A cytometric study of the red blood cells in Gaucher disease reveals their abnormal shape that may be involved in increased erythrophagocytosis.

Background: Gaucher disease is a sphingolipidosis caused by a deficiency of the enzyme glucocerebrosidase. Macrophages transform into pathogenic Gaucher cells following the phagocytosis of red blood cells (RBCs) and subsequent accumulation of glucosylceramide. Enhanced erythrophagocytosis is one feature of the disease indicating abnormal macrophage-RBC interactions. We hypothesized that the erythrophagocytosis observed in Gaucher disease may be at least partly due to abnormalities in the RBCs themselves.

Methods: To investigate this hypothesis, we used flow cytometry FSC/SSC to study RBCs sampled from seven patients with Gaucher disease in terms of their shape and the expression of markers of senescence and phagocytosis. Cells from two of the seven patients were evaluated before and 9 months after the start of enzyme-replacement therapy.

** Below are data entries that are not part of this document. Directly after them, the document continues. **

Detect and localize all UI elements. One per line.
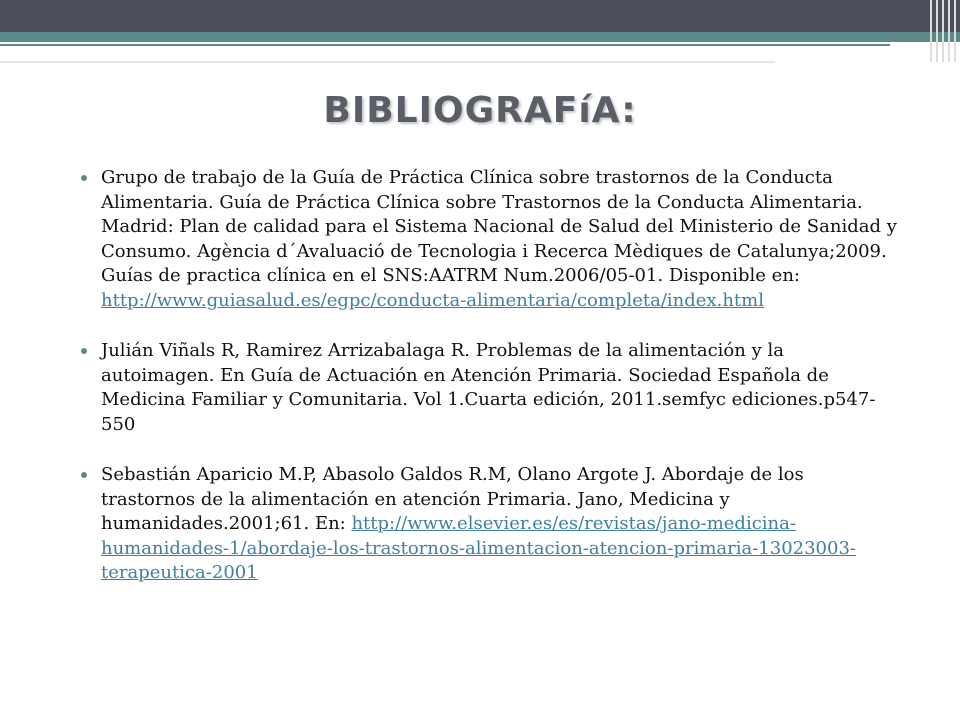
reference-list xyxy=(78,166,898,612)
header-accent-band xyxy=(0,32,960,42)
reference-link[interactable]: http://www.elsevier.es/es/revistas/jano-medicina-humanidades-1/abordaje-los-trastornos-alimentacion-atencion-primaria-13023003-terapeutica-2001 xyxy=(101,513,856,583)
decorative-vertical-lines xyxy=(928,0,960,62)
bullet-icon xyxy=(81,348,87,354)
header-divider-line-light xyxy=(0,61,775,63)
bullet-icon xyxy=(81,175,87,181)
reference-text: Sebastián Aparicio M.P, Abasolo Galdos R.M, Olano Argote J. Abordaje de los trastornos de la alimentación en atención Primaria. Jano, Medicina y humanidades.2001;61. En: xyxy=(101,464,804,534)
reference-text: Grupo de trabajo de la Guía de Práctica Clínica sobre trastornos de la Conducta Alimentaria. Guía de Práctica Clínica sobre Trastornos de la Conducta Alimentaria. Madrid: Plan de calidad para el Sistema Nacional de Salud del Ministerio de Sanidad y Consumo. Agència d´Avaluació de Tecnologia i Recerca Mèdiques de Catalunya;2009. Guías de practica clínica en el SNS:AATRM Num.2006/05-01. Disponible en: xyxy=(101,167,897,286)
reference-item xyxy=(78,463,898,586)
reference-text: Julián Viñals R, Ramirez Arrizabalaga R. Problemas de la alimentación y la autoimagen. En Guía de Actuación en Atención Primaria. Sociedad Española de Medicina Familiar y Comunitaria. Vol 1.Cuarta edición, 2011.semfyc ediciones.p547-550 xyxy=(101,340,876,435)
reference-link[interactable]: http://www.guiasalud.es/egpc/conducta-alimentaria/completa/index.html xyxy=(101,289,764,311)
slide-title: BIBLIOGRAFíA: xyxy=(323,90,637,131)
bullet-icon xyxy=(81,472,87,478)
header-band xyxy=(0,0,960,32)
reference-item xyxy=(78,339,898,437)
header-divider-line xyxy=(0,44,890,46)
reference-item xyxy=(78,166,898,313)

Results: Untreated patients were found to have abnormal flow-cytometry profiles suggesting an alteration of Gaucher RBC morphology. Scanning electron microscopy confirmed this finding by revealing many abnormally shaped RBCs. Whereas there was no evidence of desialylation of membrane glycoconjugates or phosphatidylserine exposure, RBC viability (calcein-AM test) and CD47 expression were reduced. These anomalies found in RBCs sampled from two patients before treatment, were no longer present after a 9 month-long enzyme-replacement therapy.

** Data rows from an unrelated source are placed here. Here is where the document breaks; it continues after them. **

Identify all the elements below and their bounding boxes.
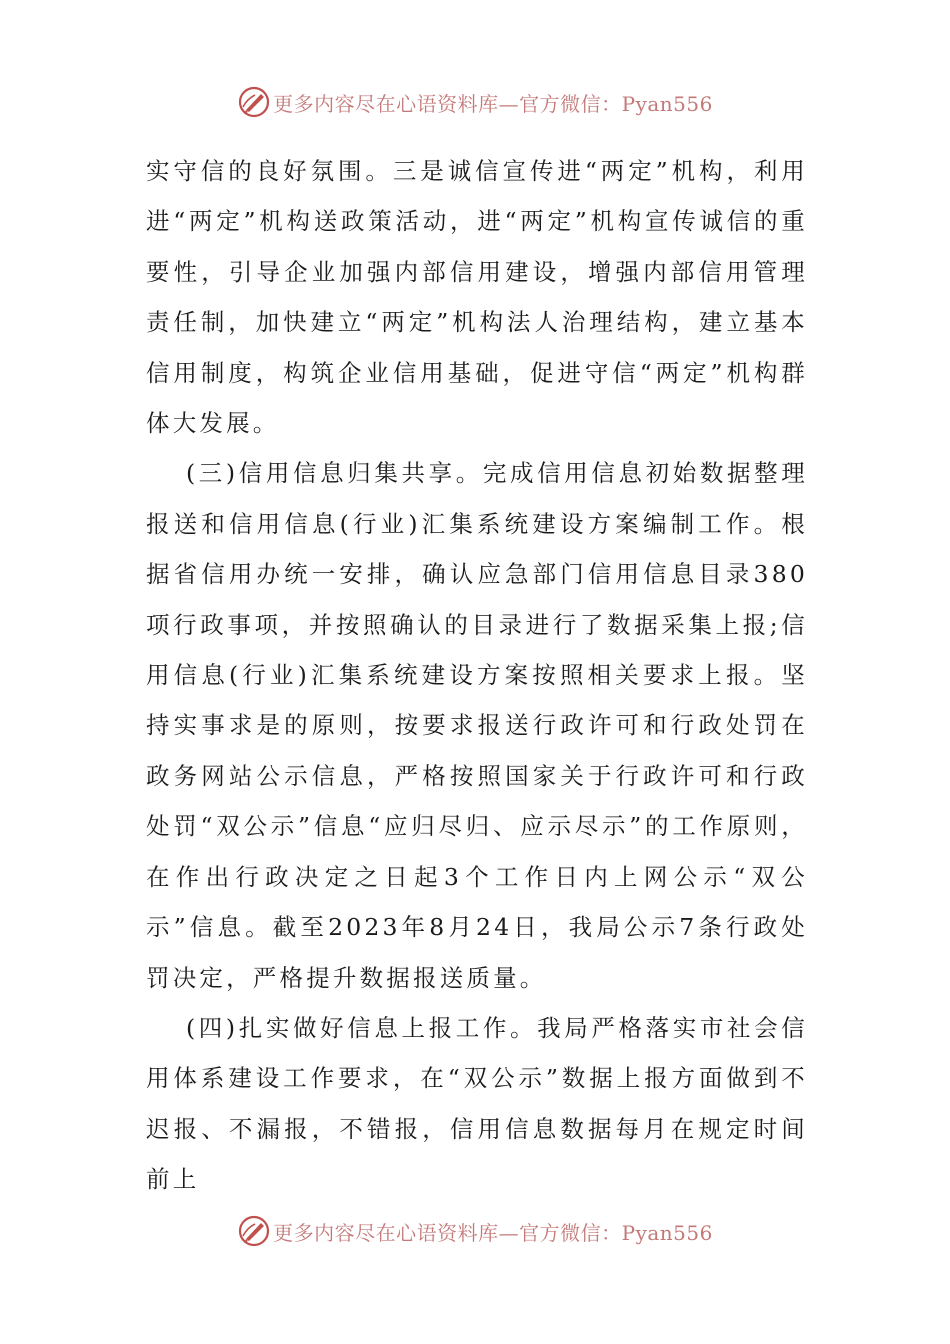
footer-banner [0,1211,950,1251]
pen-circle-logo-icon [237,85,271,119]
header-banner-text: 更多内容尽在心语资料库—官方微信：Pyan556 [273,91,713,116]
body-paragraph-3: (四)扎实做好信息上报工作。我局严格落实市社会信用体系建设工作要求，在“双公示”数据上报方面做到不迟报、不漏报，不错报，信用信息数据每月在规定时间前上 [146,1013,808,1194]
document-body [146,146,808,1205]
body-paragraph-2: (三)信用信息归集共享。完成信用信息初始数据整理报送和信用信息(行业)汇集系统建设方案编制工作。根据省信用办统一安排，确认应急部门信用信息目录380项行政事项，并按照确认的目录进行了数据采集上报;信用信息(行业)汇集系统建设方案按照相关要求上报。坚持实事求是的原则，按要求报送行政许可和行政处罚在政务网站公示信息，严格按照国家关于行政许可和行政处罚“双公示”信息“应归尽归、应示尽示”的工作原则，在作出行政决定之日起3个工作日内上网公示“双公示”信息。截至2023年8月24日，我局公示7条行政处罚决定，严格提升数据报送质量。 [146,459,808,992]
header-banner [0,82,950,122]
footer-banner-text: 更多内容尽在心语资料库—官方微信：Pyan556 [273,1220,713,1245]
body-paragraph-1: 实守信的良好氛围。三是诚信宣传进“两定”机构，利用进“两定”机构送政策活动，进“两定”机构宣传诚信的重要性，引导企业加强内部信用建设，增强内部信用管理责任制，加快建立“两定”机构法人治理结构，建立基本信用制度，构筑企业信用基础，促进守信“两定”机构群体大发展。 [146,157,808,438]
pen-circle-logo-icon [237,1214,271,1248]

Conclusions: We report on previously overlooked alterations of Gaucher RBCs that may facilitate erythrophagocytosis in untreated patients. Their potential role in the anemia, the excess of aggregation and rheological anomalies associated with Gaucher disease must now be addressed. RBC anomalies may take part in the abnormal crosstalk between RBCs and macrophages leading to the accumulation of Gaucher cells.